In the $r^{th}$ row there are $2r -1$ triangles.

In the first row there is one triangle
and in every row there is the same number
of triangles as in the previous row
plus two more.  And in the beginning
(for the first row) there is 1. If the
$r^{th}$ there are $2r-1$, and the $r+1^{st}$
row has 2 more then the $r+1^{st}$ row has $2r-1+2 = 2r+1$.  Then by the principle of
mathematical induction, there are $2r-1$
triangles in the $r^{th}$ row.


\vskip .3in
(b) What is the area of the large triangle? What is the area of the large triangle divided
by the small triangle?

\vskip .2in
Heron's formula 
\begin{center}
{\tt http://www.mathwarehouse.com/geometry/triangles/area/herons-formula-triangle-area.php}
\end{center}
says that if the perimeter of the triangle is $2 S$ and the side lengths are $A,B,C$ then the area is equal to $\sqrt{S(S-A)(S-B)(S-C)}$.
In our picture the length of the side is $n$ so $A=B=C=n$ and $S = 3n/2$.  By this formula
the area of the larger triangle is equal to
$\sqrt{(3n/2)(3n/2-n)(3n/2-n)(3n/2-n)}= (\sqrt{3}/4) n^2$.  This is the area of the
larger triangle.

The area of the smaller triangle is proportional because the length of the side is $1$ instead of $n$ and so the area of each of the smaller triangles is equal to $\sqrt{3}/4$.  The area of the large triangle divided by the smaller triangle is $n^2$.

\vskip .3in
(c) Use the general figure to argue that
$$1 + 3 + 5 + \cdots + 2n-1 = n^2$$
.
\vskip .2in

The number of small triangles is equal
to $1+3+5+\cdots +(2n-1)$ and the area
occupied those triangles is going to be
$(1+3+5+\cdots +(2n-1)) \sqrt{3}/4$.
The area of the larger triangle is equal
to $(\sqrt{3}/4)n^2$.  Since the areas
of the sums of the smaller triangles
and the larger are equal, then we know
that
$$(1+3+5+\cdots +(2n-1)) \sqrt{3}/4 = (\sqrt{3}/4)n^2$$
and so
$$(1+3+5+\cdots +(2n-1)) = n^2~.$$


\vskip .5in
(1) look for simarlities and patterns

(2) guess and check and alter (if it doesn't work)

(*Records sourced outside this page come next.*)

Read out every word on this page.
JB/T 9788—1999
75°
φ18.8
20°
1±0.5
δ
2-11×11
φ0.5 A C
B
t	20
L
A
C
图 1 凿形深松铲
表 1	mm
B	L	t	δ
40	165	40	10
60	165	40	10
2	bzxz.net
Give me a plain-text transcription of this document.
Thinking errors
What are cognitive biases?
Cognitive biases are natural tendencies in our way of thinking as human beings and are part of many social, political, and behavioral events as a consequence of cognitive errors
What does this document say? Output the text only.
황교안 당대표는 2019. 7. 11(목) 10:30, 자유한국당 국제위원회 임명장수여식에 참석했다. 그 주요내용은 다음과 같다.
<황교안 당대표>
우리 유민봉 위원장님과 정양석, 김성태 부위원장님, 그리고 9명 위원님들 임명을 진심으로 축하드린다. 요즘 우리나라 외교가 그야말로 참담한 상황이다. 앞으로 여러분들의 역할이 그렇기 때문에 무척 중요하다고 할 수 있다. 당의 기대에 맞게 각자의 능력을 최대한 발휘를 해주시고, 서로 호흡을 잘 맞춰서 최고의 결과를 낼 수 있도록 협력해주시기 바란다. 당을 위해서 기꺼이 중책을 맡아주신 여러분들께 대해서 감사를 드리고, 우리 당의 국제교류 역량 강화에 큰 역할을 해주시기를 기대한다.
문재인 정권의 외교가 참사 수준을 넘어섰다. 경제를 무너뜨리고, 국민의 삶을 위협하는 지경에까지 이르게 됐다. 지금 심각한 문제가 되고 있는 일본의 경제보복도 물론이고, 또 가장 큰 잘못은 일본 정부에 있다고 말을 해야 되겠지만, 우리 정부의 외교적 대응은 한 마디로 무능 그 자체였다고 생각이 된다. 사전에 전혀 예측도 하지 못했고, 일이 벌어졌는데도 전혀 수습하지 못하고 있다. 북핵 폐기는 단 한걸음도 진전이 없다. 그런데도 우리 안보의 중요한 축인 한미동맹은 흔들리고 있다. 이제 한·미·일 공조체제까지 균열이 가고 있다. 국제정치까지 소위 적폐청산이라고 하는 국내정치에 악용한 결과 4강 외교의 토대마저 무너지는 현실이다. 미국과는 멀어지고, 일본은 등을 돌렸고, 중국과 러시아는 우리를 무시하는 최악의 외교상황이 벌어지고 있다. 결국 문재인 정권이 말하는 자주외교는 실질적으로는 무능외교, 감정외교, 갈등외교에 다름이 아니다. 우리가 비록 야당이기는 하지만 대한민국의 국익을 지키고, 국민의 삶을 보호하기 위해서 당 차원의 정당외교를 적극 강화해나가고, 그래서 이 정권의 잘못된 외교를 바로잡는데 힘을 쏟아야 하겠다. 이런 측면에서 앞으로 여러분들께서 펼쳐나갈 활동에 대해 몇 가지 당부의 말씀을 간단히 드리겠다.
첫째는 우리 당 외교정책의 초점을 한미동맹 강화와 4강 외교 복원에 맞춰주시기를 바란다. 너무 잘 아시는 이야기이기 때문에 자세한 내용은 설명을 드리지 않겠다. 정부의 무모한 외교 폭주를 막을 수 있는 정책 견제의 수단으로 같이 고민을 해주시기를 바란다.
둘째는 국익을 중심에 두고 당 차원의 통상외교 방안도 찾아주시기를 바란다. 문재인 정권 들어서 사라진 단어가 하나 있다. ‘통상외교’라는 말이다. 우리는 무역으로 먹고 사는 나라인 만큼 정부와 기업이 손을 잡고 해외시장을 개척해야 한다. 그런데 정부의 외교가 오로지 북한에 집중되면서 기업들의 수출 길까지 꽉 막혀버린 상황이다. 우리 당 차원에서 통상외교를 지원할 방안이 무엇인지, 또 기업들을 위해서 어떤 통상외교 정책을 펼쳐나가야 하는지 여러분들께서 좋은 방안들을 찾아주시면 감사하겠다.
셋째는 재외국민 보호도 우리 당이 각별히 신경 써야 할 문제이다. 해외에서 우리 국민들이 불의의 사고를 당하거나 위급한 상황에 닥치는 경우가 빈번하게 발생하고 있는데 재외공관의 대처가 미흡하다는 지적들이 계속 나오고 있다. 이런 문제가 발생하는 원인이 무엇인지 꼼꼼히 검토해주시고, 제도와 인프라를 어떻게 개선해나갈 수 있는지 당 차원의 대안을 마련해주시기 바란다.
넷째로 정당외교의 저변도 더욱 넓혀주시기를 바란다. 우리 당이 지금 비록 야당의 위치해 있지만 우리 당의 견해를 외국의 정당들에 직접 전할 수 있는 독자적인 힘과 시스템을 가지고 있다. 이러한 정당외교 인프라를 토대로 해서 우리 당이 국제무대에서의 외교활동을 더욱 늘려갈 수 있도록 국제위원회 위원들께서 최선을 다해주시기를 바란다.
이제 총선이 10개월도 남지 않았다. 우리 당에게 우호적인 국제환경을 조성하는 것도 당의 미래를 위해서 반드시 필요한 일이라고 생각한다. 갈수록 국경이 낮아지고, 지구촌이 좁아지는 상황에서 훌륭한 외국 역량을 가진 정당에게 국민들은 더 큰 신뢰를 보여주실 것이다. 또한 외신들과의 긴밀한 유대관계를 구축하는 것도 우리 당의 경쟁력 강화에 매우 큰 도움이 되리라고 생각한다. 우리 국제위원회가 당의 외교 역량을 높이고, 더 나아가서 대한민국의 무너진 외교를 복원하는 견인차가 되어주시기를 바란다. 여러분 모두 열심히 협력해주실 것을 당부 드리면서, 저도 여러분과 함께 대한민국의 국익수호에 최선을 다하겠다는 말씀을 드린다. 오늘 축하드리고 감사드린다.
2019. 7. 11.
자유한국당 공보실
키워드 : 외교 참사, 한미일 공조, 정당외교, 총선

(2.5) generate data, do examples

(3) check the differences and the second differences

For example: our sequence increases like $1,4,9,16,25$ and the first differences are $1, 3,5,7,9$ the fact that those increase linearly means that the formula for the sequence itself will have a square.

(4) look for patterns, generalize

(5) rewrite your question in different language

(6) look it up (roughly, this means ask Google)

(7) ask someone who knows the answer

(8) learn more math


\vskip .3in
{\bf Problem}:
Show that $n^2+n+41$ is prime for $n \geq 1$


\begin{center}
    \begin{tabular}{c|c|c}
    $n=$&$n^2+n$&$n^2+n+41$\cr
    \hline
    1&2&43\cr
    2&6&47\cr
    3&12&53\cr
    4&20&61\cr
    5&30&71\cr
    6&42&83\cr
    7&56&97\cr
    8&72&113\cr
    $\vdots$&&\cr
    40&$40\cdot41$&$40\cdot41+41= 41^2$
    \end{tabular}
\end{center}


\end{document}